If I find anything, I'll edit this post.


----------



## skicross66 (Feb 19, 2003)

*Re: New to the forum (GLI_Man)*

Same here, I'll keep things updated on this forum if I find anything. I'm just getting into the A6 world, and I'm picking up the car tomorrow morning at 11, so I'll post some pics and what not also. Is there another forum for Audi, or is this the main one?


----------



## GLI_Man (Sep 1, 2002)

*Re: New to the forum (skicross66)*

AudiWorld's A6 (C6) Forum:
http://www.audiworld.com/forum/c6a6.html
That board is far more active, but I'm trying to do my part here. I like how they run and mod thing here, and I find ZeroForum formatting far easier to read that the bb software that AudiWorld uses. I read there, but post here.


----------



## skicross66 (Feb 19, 2003)

*Re: New to the forum (GLI_Man)*

Yeah I totally agree, I hate that type of forum setup. I've always been a fan of VWVortex and this forum is exactly like that so I'm going to contribute all I can to this forum.


----------



## GLI_Man (Sep 1, 2002)

*Re: New to the forum (skicross66)*

Good luck with the car pickup! Be sure to post lots of pics!

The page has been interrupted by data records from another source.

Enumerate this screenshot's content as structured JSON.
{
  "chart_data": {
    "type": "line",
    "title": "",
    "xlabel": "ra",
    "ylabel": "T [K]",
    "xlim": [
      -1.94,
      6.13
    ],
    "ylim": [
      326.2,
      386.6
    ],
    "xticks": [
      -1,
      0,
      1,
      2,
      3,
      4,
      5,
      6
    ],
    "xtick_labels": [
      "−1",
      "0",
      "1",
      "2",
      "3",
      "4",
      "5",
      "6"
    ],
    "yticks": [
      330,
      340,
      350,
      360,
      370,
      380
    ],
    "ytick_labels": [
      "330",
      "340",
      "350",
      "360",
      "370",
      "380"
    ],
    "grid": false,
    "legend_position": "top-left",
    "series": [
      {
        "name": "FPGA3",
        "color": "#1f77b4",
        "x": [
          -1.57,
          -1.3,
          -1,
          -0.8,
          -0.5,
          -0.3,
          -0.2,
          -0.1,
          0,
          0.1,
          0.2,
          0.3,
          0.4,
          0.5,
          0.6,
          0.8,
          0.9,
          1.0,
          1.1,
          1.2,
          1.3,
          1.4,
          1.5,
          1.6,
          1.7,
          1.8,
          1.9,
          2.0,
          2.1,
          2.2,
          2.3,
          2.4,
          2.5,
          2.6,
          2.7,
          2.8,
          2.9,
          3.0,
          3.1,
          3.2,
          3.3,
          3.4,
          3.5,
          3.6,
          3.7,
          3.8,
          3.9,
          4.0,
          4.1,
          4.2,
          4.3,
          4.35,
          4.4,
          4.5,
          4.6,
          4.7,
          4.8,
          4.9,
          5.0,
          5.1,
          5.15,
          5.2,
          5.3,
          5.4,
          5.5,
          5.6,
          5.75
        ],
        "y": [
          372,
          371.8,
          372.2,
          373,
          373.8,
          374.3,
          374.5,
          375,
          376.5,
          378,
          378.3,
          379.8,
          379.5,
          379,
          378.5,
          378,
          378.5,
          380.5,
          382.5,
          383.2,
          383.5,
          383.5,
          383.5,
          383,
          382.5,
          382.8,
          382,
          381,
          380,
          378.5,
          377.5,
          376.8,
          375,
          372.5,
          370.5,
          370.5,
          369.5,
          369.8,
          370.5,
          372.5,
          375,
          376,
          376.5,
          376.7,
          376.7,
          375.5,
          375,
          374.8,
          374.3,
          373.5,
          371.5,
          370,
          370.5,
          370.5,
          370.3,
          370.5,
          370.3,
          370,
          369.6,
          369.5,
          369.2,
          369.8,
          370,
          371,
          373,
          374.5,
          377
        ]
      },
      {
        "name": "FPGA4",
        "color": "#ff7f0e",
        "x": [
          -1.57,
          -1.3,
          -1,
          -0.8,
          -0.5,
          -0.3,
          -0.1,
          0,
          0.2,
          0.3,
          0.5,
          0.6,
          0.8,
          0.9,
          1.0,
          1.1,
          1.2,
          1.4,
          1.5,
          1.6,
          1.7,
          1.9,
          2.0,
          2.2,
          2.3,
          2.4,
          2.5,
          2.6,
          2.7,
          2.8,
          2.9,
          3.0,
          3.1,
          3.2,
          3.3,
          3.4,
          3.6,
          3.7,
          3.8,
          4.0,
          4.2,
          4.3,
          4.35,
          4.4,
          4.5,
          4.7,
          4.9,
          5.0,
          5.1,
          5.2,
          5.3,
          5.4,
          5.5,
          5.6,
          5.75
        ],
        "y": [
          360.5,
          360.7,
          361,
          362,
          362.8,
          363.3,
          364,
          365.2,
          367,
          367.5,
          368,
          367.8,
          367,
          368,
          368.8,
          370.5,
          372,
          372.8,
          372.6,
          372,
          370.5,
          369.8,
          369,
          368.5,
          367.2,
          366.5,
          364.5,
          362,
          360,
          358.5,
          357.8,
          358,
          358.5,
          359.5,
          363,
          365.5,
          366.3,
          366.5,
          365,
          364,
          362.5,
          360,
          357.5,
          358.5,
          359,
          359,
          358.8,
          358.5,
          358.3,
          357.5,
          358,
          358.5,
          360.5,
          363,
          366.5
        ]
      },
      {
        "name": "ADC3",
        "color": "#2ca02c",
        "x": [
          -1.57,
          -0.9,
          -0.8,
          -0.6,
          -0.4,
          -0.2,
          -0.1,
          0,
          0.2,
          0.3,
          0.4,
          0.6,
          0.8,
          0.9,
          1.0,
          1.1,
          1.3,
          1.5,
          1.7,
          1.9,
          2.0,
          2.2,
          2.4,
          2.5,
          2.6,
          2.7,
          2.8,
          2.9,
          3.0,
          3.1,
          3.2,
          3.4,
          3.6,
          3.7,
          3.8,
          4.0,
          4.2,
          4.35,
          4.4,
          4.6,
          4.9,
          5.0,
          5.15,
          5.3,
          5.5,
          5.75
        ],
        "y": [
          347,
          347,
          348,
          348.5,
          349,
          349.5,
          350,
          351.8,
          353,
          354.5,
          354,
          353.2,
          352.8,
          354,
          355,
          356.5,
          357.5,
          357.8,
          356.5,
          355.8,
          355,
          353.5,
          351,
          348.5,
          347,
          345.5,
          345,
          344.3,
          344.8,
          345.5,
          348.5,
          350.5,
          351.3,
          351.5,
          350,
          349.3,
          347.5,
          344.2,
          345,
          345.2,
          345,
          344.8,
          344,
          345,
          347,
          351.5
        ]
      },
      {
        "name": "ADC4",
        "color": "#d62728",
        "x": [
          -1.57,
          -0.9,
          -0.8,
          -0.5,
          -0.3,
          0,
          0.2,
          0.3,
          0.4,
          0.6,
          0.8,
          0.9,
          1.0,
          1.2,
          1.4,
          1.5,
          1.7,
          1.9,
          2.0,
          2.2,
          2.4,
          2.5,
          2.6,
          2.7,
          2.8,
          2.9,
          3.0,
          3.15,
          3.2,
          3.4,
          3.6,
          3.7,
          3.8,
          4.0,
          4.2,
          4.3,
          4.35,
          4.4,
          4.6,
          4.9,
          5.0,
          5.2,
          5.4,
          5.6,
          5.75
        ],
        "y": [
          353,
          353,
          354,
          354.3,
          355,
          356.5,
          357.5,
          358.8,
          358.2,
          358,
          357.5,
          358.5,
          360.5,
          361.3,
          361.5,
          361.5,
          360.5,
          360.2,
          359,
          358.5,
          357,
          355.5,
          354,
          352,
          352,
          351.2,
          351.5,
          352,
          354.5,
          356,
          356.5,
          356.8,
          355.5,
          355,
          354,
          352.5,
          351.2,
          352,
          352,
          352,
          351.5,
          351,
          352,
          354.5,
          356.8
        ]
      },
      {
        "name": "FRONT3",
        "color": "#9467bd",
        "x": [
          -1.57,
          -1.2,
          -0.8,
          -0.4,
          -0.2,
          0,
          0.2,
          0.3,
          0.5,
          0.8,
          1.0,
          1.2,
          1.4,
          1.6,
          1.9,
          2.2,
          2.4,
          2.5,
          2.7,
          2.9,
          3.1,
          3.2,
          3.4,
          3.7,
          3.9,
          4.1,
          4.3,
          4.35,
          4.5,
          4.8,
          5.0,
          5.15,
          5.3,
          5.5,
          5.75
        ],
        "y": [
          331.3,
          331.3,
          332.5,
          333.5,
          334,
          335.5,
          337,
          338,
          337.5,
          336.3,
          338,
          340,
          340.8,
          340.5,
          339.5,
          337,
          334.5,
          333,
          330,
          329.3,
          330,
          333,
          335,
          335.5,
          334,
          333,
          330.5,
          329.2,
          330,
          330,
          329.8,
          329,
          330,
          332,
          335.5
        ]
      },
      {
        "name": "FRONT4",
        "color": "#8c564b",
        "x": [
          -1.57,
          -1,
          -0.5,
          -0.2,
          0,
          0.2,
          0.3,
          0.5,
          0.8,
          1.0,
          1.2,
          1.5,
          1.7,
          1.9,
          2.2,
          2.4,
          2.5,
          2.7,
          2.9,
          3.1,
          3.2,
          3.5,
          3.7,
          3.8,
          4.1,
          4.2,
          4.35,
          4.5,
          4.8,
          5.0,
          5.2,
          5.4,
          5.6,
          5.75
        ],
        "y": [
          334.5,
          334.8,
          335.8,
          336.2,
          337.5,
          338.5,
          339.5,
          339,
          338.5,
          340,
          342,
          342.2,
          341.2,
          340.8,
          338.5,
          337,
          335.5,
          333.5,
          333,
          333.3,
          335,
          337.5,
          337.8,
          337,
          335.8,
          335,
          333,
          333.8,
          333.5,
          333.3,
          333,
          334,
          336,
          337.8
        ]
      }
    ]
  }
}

I can host if you like - just email 'em.


----------



## skicross66 (Feb 19, 2003)

*Re: New to the forum (GLI_Man)*

Thanks alot, I'll have them up tomorrow during Thanksgiving... by the way Happy Thanksgiving everybody.


----------



## GLI_Man (Sep 1, 2002)

*Re: New to the forum (skicross66)*

Where are the goods? http://****************.com/smile/emgift.gif http://****************.com/smile/emgift.gif


----------



## ebenke (Sep 10, 2005)

*Re: New to the forum (GLI_Man)*

18" S-line wheels with the sport suspension is NOT too stiff, its just right. the ride is excellent, handling is decent too. I am thinking of going with 19" or 20" wheel/tires as well. Maybe the extra weight of the 4.2 helps.
Anybody know where I can find the front bumper turn signal lenses for the S-Line bumper? I am llokking for smoked or clear.


----------



## skicross66 (Feb 19, 2003)

*Re: New to the forum (ebenke)*

I also wanted to smoke my corner lenses on my A6. I don't have the S-Line bumper.


----------